In 2025, Posti Group, the parent company of logistics provider SmartPosti, renewed the organizational structure in eCommerce and Delivery Services business group (eCD) and Gediminas Mickus become Vice President for the Baltics and joined leadership team of Posti Group's ecommerce and delivery business.

== Controversy regarding advertising ==
In October 2009, Estonia's national postal company Eesti Post filed a complaint with the Estonian Consumer Union, claiming that SmartPosti's television advertisements were damaging the reputation of Eesti Post and also "calling viewers up to violence against elderly people". SmartPosti responded that the claim was untrue and damaging reputation or calls for violence were not their intention.
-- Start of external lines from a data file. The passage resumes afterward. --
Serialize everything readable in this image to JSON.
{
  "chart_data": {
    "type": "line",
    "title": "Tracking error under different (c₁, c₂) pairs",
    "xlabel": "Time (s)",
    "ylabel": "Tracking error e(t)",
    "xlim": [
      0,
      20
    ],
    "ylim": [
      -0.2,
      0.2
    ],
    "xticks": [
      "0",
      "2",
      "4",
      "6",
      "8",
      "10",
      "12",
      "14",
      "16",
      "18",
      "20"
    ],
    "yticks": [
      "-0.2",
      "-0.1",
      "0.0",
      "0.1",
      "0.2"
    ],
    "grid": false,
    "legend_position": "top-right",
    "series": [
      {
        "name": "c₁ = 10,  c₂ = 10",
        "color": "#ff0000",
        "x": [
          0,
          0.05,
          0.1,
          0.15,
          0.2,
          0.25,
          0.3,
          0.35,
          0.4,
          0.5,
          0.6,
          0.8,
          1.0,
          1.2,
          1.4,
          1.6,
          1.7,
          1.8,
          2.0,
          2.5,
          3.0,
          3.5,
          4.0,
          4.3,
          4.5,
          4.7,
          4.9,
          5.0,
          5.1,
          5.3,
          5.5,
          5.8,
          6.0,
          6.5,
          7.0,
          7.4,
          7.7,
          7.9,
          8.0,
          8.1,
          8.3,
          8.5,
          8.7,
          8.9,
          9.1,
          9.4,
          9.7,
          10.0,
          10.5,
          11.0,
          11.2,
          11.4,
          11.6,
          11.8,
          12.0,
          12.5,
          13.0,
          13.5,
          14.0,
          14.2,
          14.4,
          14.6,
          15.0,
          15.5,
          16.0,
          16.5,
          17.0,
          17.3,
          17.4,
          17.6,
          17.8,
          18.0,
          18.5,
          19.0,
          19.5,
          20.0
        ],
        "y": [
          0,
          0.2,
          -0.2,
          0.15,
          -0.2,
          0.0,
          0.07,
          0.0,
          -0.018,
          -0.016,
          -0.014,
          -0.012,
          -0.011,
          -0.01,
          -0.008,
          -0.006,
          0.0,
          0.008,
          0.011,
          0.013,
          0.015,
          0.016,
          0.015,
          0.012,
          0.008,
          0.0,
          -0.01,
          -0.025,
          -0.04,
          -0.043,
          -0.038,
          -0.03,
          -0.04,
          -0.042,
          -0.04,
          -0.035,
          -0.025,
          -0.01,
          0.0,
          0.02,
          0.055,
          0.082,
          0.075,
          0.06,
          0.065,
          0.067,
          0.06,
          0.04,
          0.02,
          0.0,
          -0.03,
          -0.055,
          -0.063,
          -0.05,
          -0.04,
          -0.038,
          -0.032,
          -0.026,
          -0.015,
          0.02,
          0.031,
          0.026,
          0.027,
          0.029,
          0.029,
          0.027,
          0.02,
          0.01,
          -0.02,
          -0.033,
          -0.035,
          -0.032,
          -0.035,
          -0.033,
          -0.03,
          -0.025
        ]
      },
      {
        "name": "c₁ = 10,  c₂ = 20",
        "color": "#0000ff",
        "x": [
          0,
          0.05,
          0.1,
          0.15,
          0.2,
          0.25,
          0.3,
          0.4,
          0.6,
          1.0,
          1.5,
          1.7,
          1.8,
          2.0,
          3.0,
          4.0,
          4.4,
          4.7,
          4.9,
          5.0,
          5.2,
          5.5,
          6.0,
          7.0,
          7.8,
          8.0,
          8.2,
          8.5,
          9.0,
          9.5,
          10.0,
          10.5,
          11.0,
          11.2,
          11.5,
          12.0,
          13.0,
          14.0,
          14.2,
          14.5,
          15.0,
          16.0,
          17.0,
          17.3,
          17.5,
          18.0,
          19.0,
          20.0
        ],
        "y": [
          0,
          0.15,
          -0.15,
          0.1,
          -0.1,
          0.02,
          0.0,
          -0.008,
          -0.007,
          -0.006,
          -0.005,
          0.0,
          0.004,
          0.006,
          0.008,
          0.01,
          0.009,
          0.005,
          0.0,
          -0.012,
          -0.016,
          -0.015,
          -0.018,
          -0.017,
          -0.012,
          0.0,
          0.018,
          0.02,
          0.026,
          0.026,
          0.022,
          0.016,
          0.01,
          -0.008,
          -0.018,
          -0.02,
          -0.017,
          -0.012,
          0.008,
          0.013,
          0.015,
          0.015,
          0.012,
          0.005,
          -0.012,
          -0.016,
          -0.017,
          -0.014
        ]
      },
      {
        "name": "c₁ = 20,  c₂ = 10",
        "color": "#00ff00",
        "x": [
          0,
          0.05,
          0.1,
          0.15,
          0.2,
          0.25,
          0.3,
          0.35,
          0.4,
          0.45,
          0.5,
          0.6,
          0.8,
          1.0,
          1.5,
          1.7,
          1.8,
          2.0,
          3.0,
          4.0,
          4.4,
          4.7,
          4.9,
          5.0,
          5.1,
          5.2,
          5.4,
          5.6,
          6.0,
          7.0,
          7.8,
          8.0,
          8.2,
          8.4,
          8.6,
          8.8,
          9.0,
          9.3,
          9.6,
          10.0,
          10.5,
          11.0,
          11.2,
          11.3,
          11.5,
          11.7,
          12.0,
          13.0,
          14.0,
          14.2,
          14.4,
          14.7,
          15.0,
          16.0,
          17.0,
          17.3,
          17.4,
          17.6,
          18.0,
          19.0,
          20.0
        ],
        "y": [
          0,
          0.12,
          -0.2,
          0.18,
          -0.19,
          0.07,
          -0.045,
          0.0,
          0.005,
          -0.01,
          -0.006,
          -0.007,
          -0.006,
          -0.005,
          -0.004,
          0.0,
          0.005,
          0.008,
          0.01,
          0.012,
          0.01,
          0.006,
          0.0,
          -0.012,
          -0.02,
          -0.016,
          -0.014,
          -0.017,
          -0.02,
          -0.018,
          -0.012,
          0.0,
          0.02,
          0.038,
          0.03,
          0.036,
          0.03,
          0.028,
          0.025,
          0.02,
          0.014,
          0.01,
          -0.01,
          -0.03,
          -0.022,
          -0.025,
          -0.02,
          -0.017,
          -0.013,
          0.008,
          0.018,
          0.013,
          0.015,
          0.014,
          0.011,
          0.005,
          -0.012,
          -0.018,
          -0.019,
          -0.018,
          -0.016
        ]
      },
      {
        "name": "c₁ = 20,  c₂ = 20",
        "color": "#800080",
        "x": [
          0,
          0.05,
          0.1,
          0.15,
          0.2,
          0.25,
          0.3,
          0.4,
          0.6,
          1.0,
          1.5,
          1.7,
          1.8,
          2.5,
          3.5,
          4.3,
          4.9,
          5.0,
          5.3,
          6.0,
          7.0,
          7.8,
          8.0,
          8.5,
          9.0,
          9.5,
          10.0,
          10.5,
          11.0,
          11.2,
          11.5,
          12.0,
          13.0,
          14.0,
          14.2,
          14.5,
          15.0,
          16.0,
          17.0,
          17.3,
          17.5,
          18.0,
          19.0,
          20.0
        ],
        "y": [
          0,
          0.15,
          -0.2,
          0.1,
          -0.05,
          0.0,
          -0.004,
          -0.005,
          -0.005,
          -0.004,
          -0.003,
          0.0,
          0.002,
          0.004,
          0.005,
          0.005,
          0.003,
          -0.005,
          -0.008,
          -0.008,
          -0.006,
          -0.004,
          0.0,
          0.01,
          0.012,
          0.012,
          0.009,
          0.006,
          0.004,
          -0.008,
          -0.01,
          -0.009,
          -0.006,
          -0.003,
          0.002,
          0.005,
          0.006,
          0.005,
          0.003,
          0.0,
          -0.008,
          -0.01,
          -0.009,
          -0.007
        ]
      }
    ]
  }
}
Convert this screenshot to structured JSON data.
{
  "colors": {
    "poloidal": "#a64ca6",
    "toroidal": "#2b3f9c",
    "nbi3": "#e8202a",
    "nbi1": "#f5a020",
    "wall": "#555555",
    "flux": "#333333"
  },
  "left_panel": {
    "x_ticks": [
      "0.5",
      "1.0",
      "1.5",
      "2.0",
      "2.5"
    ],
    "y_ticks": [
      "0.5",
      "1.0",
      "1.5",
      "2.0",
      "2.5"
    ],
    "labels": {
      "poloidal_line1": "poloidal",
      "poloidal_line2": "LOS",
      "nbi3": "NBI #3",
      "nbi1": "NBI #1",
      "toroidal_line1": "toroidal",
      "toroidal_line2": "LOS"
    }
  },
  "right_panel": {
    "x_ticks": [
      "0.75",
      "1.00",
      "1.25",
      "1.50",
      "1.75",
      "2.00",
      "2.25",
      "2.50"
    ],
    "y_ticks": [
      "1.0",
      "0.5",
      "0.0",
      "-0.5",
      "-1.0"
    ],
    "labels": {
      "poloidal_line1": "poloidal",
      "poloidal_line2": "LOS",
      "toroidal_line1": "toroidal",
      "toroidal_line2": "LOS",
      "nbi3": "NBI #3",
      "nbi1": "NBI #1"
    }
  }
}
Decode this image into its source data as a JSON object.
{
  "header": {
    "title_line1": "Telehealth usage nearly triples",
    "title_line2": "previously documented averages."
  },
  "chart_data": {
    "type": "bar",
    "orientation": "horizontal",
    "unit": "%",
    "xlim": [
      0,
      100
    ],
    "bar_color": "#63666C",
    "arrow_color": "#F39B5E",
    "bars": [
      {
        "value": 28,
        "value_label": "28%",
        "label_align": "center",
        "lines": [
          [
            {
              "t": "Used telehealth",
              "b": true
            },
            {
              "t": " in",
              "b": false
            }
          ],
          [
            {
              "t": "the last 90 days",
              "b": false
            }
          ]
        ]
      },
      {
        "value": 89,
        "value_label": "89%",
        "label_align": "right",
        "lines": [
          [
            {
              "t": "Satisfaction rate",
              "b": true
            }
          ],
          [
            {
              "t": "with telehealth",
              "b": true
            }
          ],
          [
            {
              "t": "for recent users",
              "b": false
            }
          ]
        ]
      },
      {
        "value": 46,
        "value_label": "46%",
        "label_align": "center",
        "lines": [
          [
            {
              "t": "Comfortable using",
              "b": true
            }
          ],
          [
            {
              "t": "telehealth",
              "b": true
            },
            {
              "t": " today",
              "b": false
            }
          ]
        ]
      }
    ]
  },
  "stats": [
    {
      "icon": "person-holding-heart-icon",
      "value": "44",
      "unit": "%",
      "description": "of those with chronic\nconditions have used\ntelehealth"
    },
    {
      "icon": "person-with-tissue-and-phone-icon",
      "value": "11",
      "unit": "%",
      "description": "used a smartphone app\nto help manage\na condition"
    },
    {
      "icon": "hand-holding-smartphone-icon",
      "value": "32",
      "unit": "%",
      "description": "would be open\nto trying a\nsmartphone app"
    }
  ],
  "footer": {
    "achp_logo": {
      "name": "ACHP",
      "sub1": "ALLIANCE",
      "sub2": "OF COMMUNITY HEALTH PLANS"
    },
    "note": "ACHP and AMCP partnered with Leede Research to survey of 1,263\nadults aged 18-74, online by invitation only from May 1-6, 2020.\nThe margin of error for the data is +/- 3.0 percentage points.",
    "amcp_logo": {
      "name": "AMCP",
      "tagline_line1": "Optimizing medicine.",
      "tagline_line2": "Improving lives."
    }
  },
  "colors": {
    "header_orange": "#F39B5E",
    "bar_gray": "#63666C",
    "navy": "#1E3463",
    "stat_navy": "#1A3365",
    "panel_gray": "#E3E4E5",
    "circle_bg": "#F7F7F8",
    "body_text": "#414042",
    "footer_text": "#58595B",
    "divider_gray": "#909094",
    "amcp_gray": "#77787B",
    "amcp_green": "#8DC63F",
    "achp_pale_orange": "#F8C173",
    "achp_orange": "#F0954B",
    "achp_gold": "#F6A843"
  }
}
== Sale to Itella Corporation ==

In July 2010, the Estonian Development Fund (majority shareholder in Smartpost) sold its share to the Finnish postal service and logistics company Itella. Raivo Vare, Head of the Estonian Development Fund commented on the sale, saying: "Risk investment is a field where there are few success stories, but Smartpost is definitely one of them. Sale of Smartpost is even better than it looks." The Estonian Development Fund reportedly earned €1.3 million from the sale of Smartpost.

Production and intellectual rights for the Delivery Point Solution remains in the hands of Cleveron, a separate entity from Smartpost.